Okay, all that’s just sort of a deep-breath preamble to what I want to do next on blogslicer. URLs are too long. I need to filter stop-words out of the URLs when a custom URL is constructed from the title. This is instead of implementing some arbitrary plug/slug replacement system. If you’re basing URLs on titles then you’re basing URLs on titles. Most of the things you’d want to overwrite that for is editing out stopwords anyway. And so…

import nltk
from nltk.corpus import stopwords

nltk.download("stopwords", quiet=True)
stops = stopwords.words("english")
...
slug = title.lower()
slug = " ".join([x for x in slug.split() if x not in stops])

Yup.
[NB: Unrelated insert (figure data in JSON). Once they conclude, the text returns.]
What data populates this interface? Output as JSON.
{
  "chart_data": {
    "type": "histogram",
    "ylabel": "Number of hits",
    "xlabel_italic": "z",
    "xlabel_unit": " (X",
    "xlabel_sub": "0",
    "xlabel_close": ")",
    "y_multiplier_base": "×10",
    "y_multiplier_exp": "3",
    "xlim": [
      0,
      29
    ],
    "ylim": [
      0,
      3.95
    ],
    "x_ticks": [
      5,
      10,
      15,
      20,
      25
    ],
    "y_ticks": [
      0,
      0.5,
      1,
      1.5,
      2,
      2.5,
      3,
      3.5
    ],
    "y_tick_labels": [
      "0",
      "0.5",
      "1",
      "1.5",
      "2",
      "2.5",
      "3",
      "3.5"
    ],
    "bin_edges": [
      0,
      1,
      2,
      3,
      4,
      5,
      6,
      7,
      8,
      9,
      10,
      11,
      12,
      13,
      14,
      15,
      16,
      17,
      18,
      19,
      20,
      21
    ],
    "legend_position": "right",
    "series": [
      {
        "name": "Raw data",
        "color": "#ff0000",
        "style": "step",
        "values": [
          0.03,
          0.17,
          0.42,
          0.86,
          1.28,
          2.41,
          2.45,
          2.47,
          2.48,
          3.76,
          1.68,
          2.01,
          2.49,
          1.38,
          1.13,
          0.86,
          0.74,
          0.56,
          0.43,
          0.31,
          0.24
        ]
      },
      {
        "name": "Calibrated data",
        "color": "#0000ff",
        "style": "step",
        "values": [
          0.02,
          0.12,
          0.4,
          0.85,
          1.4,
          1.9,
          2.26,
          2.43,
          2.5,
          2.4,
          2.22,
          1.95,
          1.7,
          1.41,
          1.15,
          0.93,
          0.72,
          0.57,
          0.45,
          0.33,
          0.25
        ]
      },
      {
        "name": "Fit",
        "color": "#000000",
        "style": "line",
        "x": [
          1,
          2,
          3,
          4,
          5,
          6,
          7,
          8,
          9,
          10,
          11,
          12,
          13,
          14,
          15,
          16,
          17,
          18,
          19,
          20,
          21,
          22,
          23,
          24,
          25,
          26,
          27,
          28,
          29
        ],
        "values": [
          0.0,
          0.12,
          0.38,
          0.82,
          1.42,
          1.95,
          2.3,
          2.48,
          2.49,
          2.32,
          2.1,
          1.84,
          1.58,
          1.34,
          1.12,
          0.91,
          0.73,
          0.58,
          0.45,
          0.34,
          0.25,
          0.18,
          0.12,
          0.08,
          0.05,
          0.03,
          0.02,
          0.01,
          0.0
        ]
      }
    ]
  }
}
And so now incorporate it into the code:

# export

import nltk
import argparse
from dateutil import parser
from slugify import slugify
from nltk.corpus import stopwords

nltk.download("stopwords", quiet=True)
stops = stopwords.words("english")

if hasattr(__builtins__, "__IPYTHON__"):
    from IPython.display import display, Markdown

    h1 = lambda text: display(Markdown(f"# {text}"))
    h2 = lambda text: display(Markdown(f"## {text}"))
    h3 = lambda text: display(Markdown(f"### {text}"))

    folder_name = "../pythonically"
    blog_title = "Pythonic Ally Blog Index"
    blog_slug = "blog"
else:
    h1 = lambda text: print(f"# {text}")
    h2 = lambda text: print(f"## {text}")
    h3 = lambda text: print(f"## {text}")

    aparser = argparse.ArgumentParser()
    add_arg = aparser.add_argument
    add_arg("-p", "--path", required=True)
    add_arg("-t", "--title", required=True)
    add_arg("-s", "--slug", required=True)
    args = aparser.parse_args()

    folder_name = args.path
    blog_title = args.title
    blog_slug = args.slug


index_front_matter = f"""---
layout: post
title: "{blog_title}"
slug: {blog_slug}
---"""

journal_path = f"{folder_name}/journal.md"
output_path = f"{folder_name}/_posts/"
slicer = "-" * 80

dates = []
counter = -1
date_next = False
with open(journal_path, "r") as fh:
    for line in fh:
        line = line.rstrip()
        if date_next:
            adate = line[3:]
            date_next = False
            adatetime = parser.parse(adate).date()
            dates.append(adatetime)
            date_next = False
        if line == slicer:
            date_next = True
            counter = counter + 1
dates.reverse()

h1(f"There Are {counter} Posts:")

table = []
at_top = True
index_list = []
with open(journal_path, "r") as fh:
    for i, line in enumerate(fh):
        line = line.rstrip()
        if line == slicer:
            if at_top:
                at_top = False
                table = []
                continue
            adatetime = dates[counter - 1]
            filename = f"{output_path}{adatetime}-post-{counter}.md"
            h3(f"FILE: {filename}")
            with open(filename, "w") as fw:
                title = f"Post {counter}"
                slug = title
                if table[0] == slicer:
                    table = table[1:]
                maybe = table[1]
                has_title = False
                if table and maybe and maybe[0] == "#":
                    title = maybe[maybe.find(" ") + 1 :]
                    has_title = True
                slug = title.lower()
                slug = " ".join([x for x in slug.split() if x not in stops])
                slug = slugify(slug)
                top = []
                top.append("---\n")
                top.append("layout: post\n")
                top.append(f'title: "{title}"\n')
                top.append(f"categories: {blog_slug}\n")
                top.append(f"slug: {slug}\n")
                link = f"- [{title}](/{blog_slug}/{slug}/)"
                index_list.append(link)
                top.append("---\n")
                top.append("\n")
                top_chop = 2
                if has_title:
                    top_chop = 3
                table = [f"{x}\n" for x in table[top_chop:]]
                table = top + table
                print("".join(table))
                fw.writelines(table)
            counter = counter - 1
            table = []
        table.append(line)

index_page = index_front_matter + "\n\n" + "\n".join(index_list)

with open(f"{folder_name}/blog.md", "w") as fh:
    fh.writelines(index_page)

It’s time to look into how to highlight specific lines of code in markdown under Jekyll.